META su COP26

Questo mese non può mancar l’appuntamento con l’Europa su COP26. Ecco la riflessione di META.

 

 

Dopo due settimane di negoziati internazionali tra le 192 parti che hanno firmato l’accordo di Parigi 2015 sul clima, la 26esima Conferenza delle Parti sul clima (COP26) si è conclusa il 13 novembre, con l’adozione del patto di clima di Glasgow.

Anche META, il canale di notizie dell’European Environmental Bureau (EEB), è intervenuta in merito, sottolineando il fatto, che nonostante alcuni progressi compiuti, gli interessi politici, ancora una volta, hanno prevalso sull’urgente necessità di una risposta collettiva alla crisi climatica. Barbara Mariani, EEB Policy Manager for Climate,ha analizzato gli esiti della COP26.
Le nostre economie si basano in particolare su un massiccio sfruttamento delle risorse naturali (carbone, petrolio, gas, materie prime, acqua, terra, ecc.) che per la maggior parte del tempo sono possedute e gestite da una miscela di affari privati ​​e interessi nazionali. Nella maggior parte dei casi, lo Stato ha un chiaro interesse economico in queste attività economiche e nelle relative catene del valore, comprese le esportazioni. Un tale sistema economico è ancora fiorente per il fatto che il costo del danno ambientale e dell’inquinamento causato dallo sfruttamento delle risorse non è interamente o affatto internalizzato (principio chi inquina paga) nelle attività economiche connesse. Inoltre, il sistema si basa sulle disuguaglianze sociali nazionali e globali esistenti e ne sta creando di nuove a un ritmo senza precedenti. I paesi più poveri, spesso ricchi di risorse naturali e materie prime – e che forniscono manodopera a basso costo – sono quelli che pagano il conto più alto e le conseguenze peggiori. Nonostante il mondo sia consapevole degli impatti dei combustibili fossili sul clima, i sussidi in molte forme continuano ad alimentarli ovunque.
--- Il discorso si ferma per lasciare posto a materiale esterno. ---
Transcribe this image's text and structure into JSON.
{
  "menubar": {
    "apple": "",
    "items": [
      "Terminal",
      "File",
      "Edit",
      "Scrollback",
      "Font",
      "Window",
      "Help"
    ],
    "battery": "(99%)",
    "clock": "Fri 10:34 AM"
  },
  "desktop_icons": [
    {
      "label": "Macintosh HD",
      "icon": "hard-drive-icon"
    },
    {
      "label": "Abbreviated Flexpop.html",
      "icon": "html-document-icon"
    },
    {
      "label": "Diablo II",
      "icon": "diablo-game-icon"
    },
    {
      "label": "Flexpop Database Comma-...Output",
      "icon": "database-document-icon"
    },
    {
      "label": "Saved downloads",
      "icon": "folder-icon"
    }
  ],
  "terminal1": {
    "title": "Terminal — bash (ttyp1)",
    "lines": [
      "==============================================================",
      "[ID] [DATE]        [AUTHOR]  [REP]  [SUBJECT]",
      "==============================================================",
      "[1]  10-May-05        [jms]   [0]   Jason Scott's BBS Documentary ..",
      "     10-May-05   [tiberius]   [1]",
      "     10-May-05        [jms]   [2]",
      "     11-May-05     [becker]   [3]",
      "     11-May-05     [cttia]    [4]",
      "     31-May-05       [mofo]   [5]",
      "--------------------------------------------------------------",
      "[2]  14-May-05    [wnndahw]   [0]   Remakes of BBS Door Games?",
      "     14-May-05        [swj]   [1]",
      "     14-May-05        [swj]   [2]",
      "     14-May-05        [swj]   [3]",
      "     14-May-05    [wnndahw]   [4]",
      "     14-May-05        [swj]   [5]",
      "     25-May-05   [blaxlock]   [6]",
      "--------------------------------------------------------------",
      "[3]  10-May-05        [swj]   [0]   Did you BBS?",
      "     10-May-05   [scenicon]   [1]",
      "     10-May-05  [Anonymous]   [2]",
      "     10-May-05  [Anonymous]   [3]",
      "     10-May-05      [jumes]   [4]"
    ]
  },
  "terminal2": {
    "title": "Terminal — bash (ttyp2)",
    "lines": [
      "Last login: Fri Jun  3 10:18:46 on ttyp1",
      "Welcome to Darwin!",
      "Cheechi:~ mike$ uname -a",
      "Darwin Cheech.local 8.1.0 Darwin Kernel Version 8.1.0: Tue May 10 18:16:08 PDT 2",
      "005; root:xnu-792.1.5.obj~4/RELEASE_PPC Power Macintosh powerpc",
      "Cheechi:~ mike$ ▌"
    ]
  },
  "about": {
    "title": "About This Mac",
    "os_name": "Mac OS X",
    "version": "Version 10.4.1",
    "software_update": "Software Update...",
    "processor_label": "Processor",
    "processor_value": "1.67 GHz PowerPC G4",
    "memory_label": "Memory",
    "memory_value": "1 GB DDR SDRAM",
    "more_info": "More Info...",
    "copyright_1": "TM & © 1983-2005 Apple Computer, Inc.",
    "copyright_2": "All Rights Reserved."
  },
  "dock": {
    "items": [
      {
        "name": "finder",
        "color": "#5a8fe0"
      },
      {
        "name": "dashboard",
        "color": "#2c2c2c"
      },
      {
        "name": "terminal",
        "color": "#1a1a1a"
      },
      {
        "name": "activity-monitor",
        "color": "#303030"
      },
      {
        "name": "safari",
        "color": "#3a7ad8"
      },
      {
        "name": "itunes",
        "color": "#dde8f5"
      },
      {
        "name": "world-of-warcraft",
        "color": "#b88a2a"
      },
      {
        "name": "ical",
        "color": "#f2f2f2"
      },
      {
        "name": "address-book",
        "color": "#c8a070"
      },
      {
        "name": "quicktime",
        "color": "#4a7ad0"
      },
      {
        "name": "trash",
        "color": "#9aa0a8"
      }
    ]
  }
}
Tutti i paesi stanno subendo impatti climatici, ma alcuni di loro si trovano in condizioni economiche e sociali peggiori rispetto alla parte più ricca del pianeta e quindi sono meno capaci di agire per la mitigazione e l’adattamento climatico. In molti luoghi del mondo è già troppo tardi per riparare i danni.

Il patto per il clima di Glasgow ha sottolineato “con profondo rammarico” che l’obiettivo delle parti dei paesi sviluppati di mobilitare congiuntamente 100 miliardi di dollari all’anno entro il 2020 per sostenere i paesi in via di sviluppo non è stato ancora raggiunto, in più è stato ribadito che l’azione globale è chiaramente molto al di sotto di quanto è necessario oggi. L’impegno concordato di rivedere annualmente gli impegni nazionali è una magra consolazione e continua a rimandare l’azione a un momento indeterminato, mentre sappiamo di aver già perso almeno un decennio chiave per invertire la tendenza del pericoloso cambiamento climatico.
Un esempio lampante della mancanza di riconoscimento da parte dei leader globali delle piene implicazioni delle decisioni politiche di oggi sono stati i controversi negoziati sugli impegni per eliminare gradualmente i combustibili fossili. Il patto per il clima di Glasgow contiene un impegno generico ad “accelerare gli sforzi verso l’eliminazione graduale dell’energia a carbone senza sosta e dei sussidi inefficienti ai combustibili fossili”. Sorprendentemente, dopo 25 anni di negoziati delle Nazioni Unite sul clima, questa è la prima volta che i sussidi al carbone e ai combustibili fossili sono menzionati in un accordo. Eppure, l’impegno è ambiguo in quanto mantiene chiaramente i combustibili fossili sul supporto vitale per un periodo di tempo indeterminato garantendo il suo futuro attraverso il finanziamento e l’adozione di tecnologie di cattura del carbonio. Non sorprende che alla COP26 ci fossero più rappresentanti delle industrie di combustibili fossili di intere delegazioni di qualsiasi paese, per non parlare della società civile.

La COP26 sarà ricordata per il più alto tasso di partecipazione del settore delle imprese – e una pletora di ‘promesse per il clima’ su misura per tutti i gusti – è un segno che siamo a un punto di svolta.

Nel complesso, però, è chiara la mancanza di visione e una sorta di approccio menu à la cartequando si tratta del futuro dei combustibili fossili conferma che le politiche climatiche globali sono profondamente intrecciate con gli interessi nazionali e commerciali.
Prossima tappa della COP in Egitto: speriamo che le mummie non si rialzino!